L’expression « marcher selon la voie… » apparaît fréquemment dans l’Ancien Testament (voir 1 R 15.26,34; 16.2,19,26; 2 R 8.18; 16.3; 2 Ch 11.17; 21.6; Éz 23.31). La leçon de Jude est claire.

En revenant au récit de la Genèse, on peut s’interroger sur la raison pour laquelle Dieu épargna la vie du premier fratricide. Pourquoi sa miséricorde le préserva-t-elle? N’y a-t-il pas une contradiction entre Genèse 4 et Jude 11? Nous pensons, au contraire, que ces deux textes se complètent.

Pourquoi Dieu a-t-il préservé la vie de Caïn? Il eut certainement ses raisons, qui dépassèrent sans doute l’entendement de Caïn comme ils dépassent le nôtre… Pourtant le lecteur croyant de la Bible peut en saisir au moins un aspect. Toutes les actions divines ont pour finalité la glorification de son nom. L’incrédule y reste aveugle. Pourtant, même à son insu, il sert la réalisation des intentions divines.

Il paraît que les descendants de Caïn furent les artisans d’une grande civilisation. Ainsi, malgré leur apostasie, ils furent amenés à accomplir le mandat culturel reçu par le premier homme. « Dominez, assujettissez et faites fructifier la terre. » Et ceci non seulement au sens agricole, mais encore au sens de l’esprit, de l’art et de l’intelligence (Gn 4.17-22). Paradoxalement, dans sa tentative de s’émanciper de la tutelle de Dieu, l’homme rebelle réussit parfois davantage que le croyant à favoriser l’épanouissement de la culture et à créer des civilisations parfois brillantes… Ce fut peut-être la raison pour laquelle Dieu épargna la vie de Caïn, afin que lui-même, comme sa lignée après lui, pussent servir le Seigneur, bien malgré eux d’ailleurs, par l’œuvre de leurs mains.

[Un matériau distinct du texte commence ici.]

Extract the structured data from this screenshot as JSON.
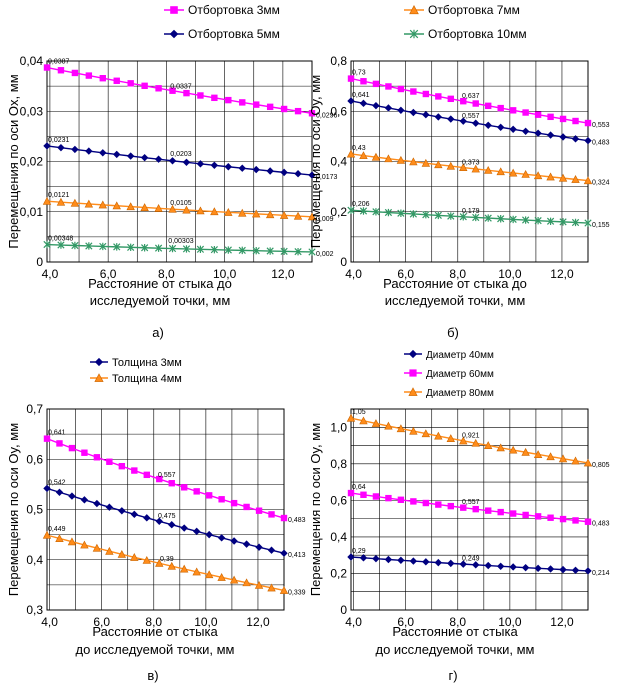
{
  "chart_data": [
    {
      "type": "line",
      "panel_label": "а)",
      "xlabel_lines": [
        "Расстояние от стыка до",
        "исследуемой точки, мм"
      ],
      "ylabel": "Перемещения по оси Ox, мм",
      "xlim": [
        3.9,
        13.0
      ],
      "ylim": [
        0,
        0.04
      ],
      "xticks": [
        4.0,
        6.0,
        8.0,
        10.0,
        12.0
      ],
      "xtick_labels": [
        "4,0",
        "6,0",
        "8,0",
        "10,0",
        "12,0"
      ],
      "yticks": [
        0,
        0.01,
        0.02,
        0.03,
        0.04
      ],
      "ytick_labels": [
        "0",
        "0,01",
        "0,02",
        "0,03",
        "0,04"
      ],
      "grid": true,
      "legend_placement": "top",
      "series": [
        {
          "name": "Отбортовка 3мм",
          "color": "#ff00ff",
          "marker": "square",
          "x_start": 3.9,
          "x_end": 13.0,
          "points": 20,
          "y_start": 0.0387,
          "y_end": 0.0296,
          "labels": [
            {
              "x": 3.9,
              "y": 0.0387,
              "text": "0,0387"
            },
            {
              "x": 8.5,
              "y": 0.0337,
              "text": "0,0337"
            },
            {
              "x": 13.0,
              "y": 0.0296,
              "text": "0,0296"
            }
          ]
        },
        {
          "name": "Отбортовка 5мм",
          "color": "#000080",
          "marker": "diamond",
          "x_start": 3.9,
          "x_end": 13.0,
          "points": 20,
          "y_start": 0.0231,
          "y_end": 0.0173,
          "labels": [
            {
              "x": 3.9,
              "y": 0.0231,
              "text": "0,0231"
            },
            {
              "x": 8.5,
              "y": 0.0203,
              "text": "0,0203"
            },
            {
              "x": 13.0,
              "y": 0.0173,
              "text": "0,0173"
            }
          ]
        },
        {
          "name": "Отбортовка 7мм",
          "color": "#ff8c1a",
          "marker": "triangle",
          "x_start": 3.9,
          "x_end": 13.0,
          "points": 20,
          "y_start": 0.0121,
          "y_end": 0.009,
          "labels": [
            {
              "x": 3.9,
              "y": 0.0121,
              "text": "0,0121"
            },
            {
              "x": 8.5,
              "y": 0.0105,
              "text": "0,0105"
            },
            {
              "x": 13.0,
              "y": 0.009,
              "text": "0,009"
            }
          ]
        },
        {
          "name": "Отбортовка 10мм",
          "color": "#339966",
          "marker": "star",
          "x_start": 3.9,
          "x_end": 13.0,
          "points": 20,
          "y_start": 0.00348,
          "y_end": 0.002,
          "labels": [
            {
              "x": 3.9,
              "y": 0.00348,
              "text": "0,00348"
            },
            {
              "x": 8.5,
              "y": 0.00303,
              "text": "0,00303"
            },
            {
              "x": 13.0,
              "y": 0.002,
              "text": "0,002"
            }
          ]
        }
      ]
    },
    {
      "type": "line",
      "panel_label": "б)",
      "xlabel_lines": [
        "Расстояние от стыка до",
        "исследуемой точки, мм"
      ],
      "ylabel": "Перемещения по оси Oy, мм",
      "xlim": [
        3.9,
        13.0
      ],
      "ylim": [
        0,
        0.8
      ],
      "xticks": [
        4.0,
        6.0,
        8.0,
        10.0,
        12.0
      ],
      "xtick_labels": [
        "4,0",
        "6,0",
        "8,0",
        "10,0",
        "12,0"
      ],
      "yticks": [
        0,
        0.2,
        0.4,
        0.6,
        0.8
      ],
      "ytick_labels": [
        "0",
        "0,2",
        "0,4",
        "0,6",
        "0,8"
      ],
      "grid": true,
      "legend_placement": "top",
      "series": [
        {
          "name": "Отбортовка 3мм",
          "color": "#ff00ff",
          "marker": "square",
          "x_start": 3.9,
          "x_end": 13.0,
          "points": 20,
          "y_start": 0.73,
          "y_end": 0.553,
          "labels": [
            {
              "x": 3.9,
              "y": 0.73,
              "text": "0,73"
            },
            {
              "x": 8.5,
              "y": 0.637,
              "text": "0,637"
            },
            {
              "x": 13.0,
              "y": 0.553,
              "text": "0,553"
            }
          ]
        },
        {
          "name": "Отбортовка 5мм",
          "color": "#000080",
          "marker": "diamond",
          "x_start": 3.9,
          "x_end": 13.0,
          "points": 20,
          "y_start": 0.641,
          "y_end": 0.483,
          "labels": [
            {
              "x": 3.9,
              "y": 0.641,
              "text": "0,641"
            },
            {
              "x": 8.5,
              "y": 0.557,
              "text": "0,557"
            },
            {
              "x": 13.0,
              "y": 0.483,
              "text": "0,483"
            }
          ]
        },
        {
          "name": "Отбортовка 7мм",
          "color": "#ff8c1a",
          "marker": "triangle",
          "x_start": 3.9,
          "x_end": 13.0,
          "points": 20,
          "y_start": 0.43,
          "y_end": 0.324,
          "labels": [
            {
              "x": 3.9,
              "y": 0.43,
              "text": "0,43"
            },
            {
              "x": 8.5,
              "y": 0.373,
              "text": "0,373"
            },
            {
              "x": 13.0,
              "y": 0.324,
              "text": "0,324"
            }
          ]
        },
        {
          "name": "Отбортовка 10мм",
          "color": "#339966",
          "marker": "star",
          "x_start": 3.9,
          "x_end": 13.0,
          "points": 20,
          "y_start": 0.206,
          "y_end": 0.155,
          "labels": [
            {
              "x": 3.9,
              "y": 0.206,
              "text": "0,206"
            },
            {
              "x": 8.5,
              "y": 0.179,
              "text": "0,179"
            },
            {
              "x": 13.0,
              "y": 0.155,
              "text": "0,155"
            }
          ]
        }
      ]
    },
    {
      "type": "line",
      "panel_label": "в)",
      "xlabel_lines": [
        "Расстояние от стыка",
        "до исследуемой точки, мм"
      ],
      "ylabel": "Перемещения по оси Oy, мм",
      "xlim": [
        3.9,
        13.0
      ],
      "ylim": [
        0.3,
        0.7
      ],
      "xticks": [
        4.0,
        6.0,
        8.0,
        10.0,
        12.0
      ],
      "xtick_labels": [
        "4,0",
        "6,0",
        "8,0",
        "10,0",
        "12,0"
      ],
      "yticks": [
        0.3,
        0.4,
        0.5,
        0.6,
        0.7
      ],
      "ytick_labels": [
        "0,3",
        "0,4",
        "0,5",
        "0,6",
        "0,7"
      ],
      "grid": true,
      "legend_placement": "top",
      "series": [
        {
          "name": "Толщина 3мм",
          "color": "#000080",
          "marker": "diamond",
          "x_start": 3.9,
          "x_end": 13.0,
          "points": 20,
          "y_start": 0.542,
          "y_end": 0.413,
          "labels": [
            {
              "x": 3.9,
              "y": 0.542,
              "text": "0,542"
            },
            {
              "x": 8.5,
              "y": 0.475,
              "text": "0,475"
            },
            {
              "x": 13.0,
              "y": 0.413,
              "text": "0,413"
            }
          ]
        },
        {
          "name": "Толщина 4мм",
          "color": "#ff8c1a",
          "marker": "triangle",
          "x_start": 3.9,
          "x_end": 13.0,
          "points": 20,
          "y_start": 0.449,
          "y_end": 0.339,
          "labels": [
            {
              "x": 3.9,
              "y": 0.449,
              "text": "0,449"
            },
            {
              "x": 8.5,
              "y": 0.39,
              "text": "0,39"
            },
            {
              "x": 13.0,
              "y": 0.339,
              "text": "0,339"
            }
          ]
        },
        {
          "name": "",
          "color": "#ff00ff",
          "marker": "square",
          "x_start": 3.9,
          "x_end": 13.0,
          "points": 20,
          "y_start": 0.641,
          "y_end": 0.483,
          "labels": [
            {
              "x": 3.9,
              "y": 0.641,
              "text": "0,641"
            },
            {
              "x": 8.5,
              "y": 0.557,
              "text": "0,557"
            },
            {
              "x": 13.0,
              "y": 0.483,
              "text": "0,483"
            }
          ]
        }
      ]
    },
    {
      "type": "line",
      "panel_label": "г)",
      "xlabel_lines": [
        "Расстояние от стыка",
        "до исследуемой точки, мм"
      ],
      "ylabel": "Перемещения по оси Oy, мм",
      "xlim": [
        3.9,
        13.0
      ],
      "ylim": [
        0,
        1.1
      ],
      "xticks": [
        4.0,
        6.0,
        8.0,
        10.0,
        12.0
      ],
      "xtick_labels": [
        "4,0",
        "6,0",
        "8,0",
        "10,0",
        "12,0"
      ],
      "yticks": [
        0,
        0.2,
        0.4,
        0.6,
        0.8,
        1.0
      ],
      "ytick_labels": [
        "0",
        "0,2",
        "0,4",
        "0,6",
        "0,8",
        "1,0"
      ],
      "grid": true,
      "legend_placement": "top",
      "series": [
        {
          "name": "Диаметр 40мм",
          "color": "#000080",
          "marker": "diamond",
          "x_start": 3.9,
          "x_end": 13.0,
          "points": 20,
          "y_start": 0.29,
          "y_end": 0.214,
          "labels": [
            {
              "x": 3.9,
              "y": 0.29,
              "text": "0,29"
            },
            {
              "x": 8.5,
              "y": 0.249,
              "text": "0,249"
            },
            {
              "x": 13.0,
              "y": 0.214,
              "text": "0,214"
            }
          ]
        },
        {
          "name": "Диаметр 60мм",
          "color": "#ff00ff",
          "marker": "square",
          "x_start": 3.9,
          "x_end": 13.0,
          "points": 20,
          "y_start": 0.64,
          "y_end": 0.483,
          "labels": [
            {
              "x": 3.9,
              "y": 0.64,
              "text": "0,64"
            },
            {
              "x": 8.5,
              "y": 0.557,
              "text": "0,557"
            },
            {
              "x": 13.0,
              "y": 0.483,
              "text": "0,483"
            }
          ]
        },
        {
          "name": "Диаметр 80мм",
          "color": "#ff8c1a",
          "marker": "triangle",
          "x_start": 3.9,
          "x_end": 13.0,
          "points": 20,
          "y_start": 1.05,
          "y_end": 0.805,
          "labels": [
            {
              "x": 3.9,
              "y": 1.05,
              "text": "1,05"
            },
            {
              "x": 8.5,
              "y": 0.921,
              "text": "0,921"
            },
            {
              "x": 13.0,
              "y": 0.805,
              "text": "0,805"
            }
          ]
        }
      ]
    }
  ]
}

Mais s’ils parvinrent à un point de civilisation remarquable, ce fut au prix de leur salut, car ils ne cherchèrent qu’à jouir de la vie en renonçant aux bénédictions célestes.

Ainsi, bien que l’œuvre de leurs mains ait pu, comme telle, représenter une certaine valeur en tant que culture et civilisation — le tout préfiguré par l’offrande non agréée de Caïn —, ce fut la simple et confiante consécration d’Abel, représentée dans le sacrifice d’un agneau, qui exprima la foi en Dieu et la dépendance totale vis-à-vis de lui. L’offrande de Caïn est le type même de la religion naturaliste, devenue le culte de l’humanisme athée, sans Dieu et sans espérance. Abel représente l’homme de la foi qui accepte sa justification par la seule grâce. Le premier sera maudit, le second justifié.

Comme dans le cas d’Adam, Dieu a ajouté une promesse après la malédiction. Il a même préservé la vie du meurtrier afin qu’il trouve l’occasion de se repentir et de le chercher. Il a posé le signe de sa bonté, distincte de sa grâce spéciale, sur tout homme venant au monde, afin que tous puissent reconnaître en lui la source de leur vie, le Seigneur, à la fois tout-puissant et Père miséricordieux en Christ, dont le sang versé sur la croix est plus précieux que celui d’Abel. Le Père pardonnera ceux qui se repentent et qui croient. Pourtant, ce n’est là qu’un sursis accordé aux hommes, même aux pires imposteurs et hérétiques… Puissent-ils se convertir à la vérité que leur révèlent l’Esprit et la Parole.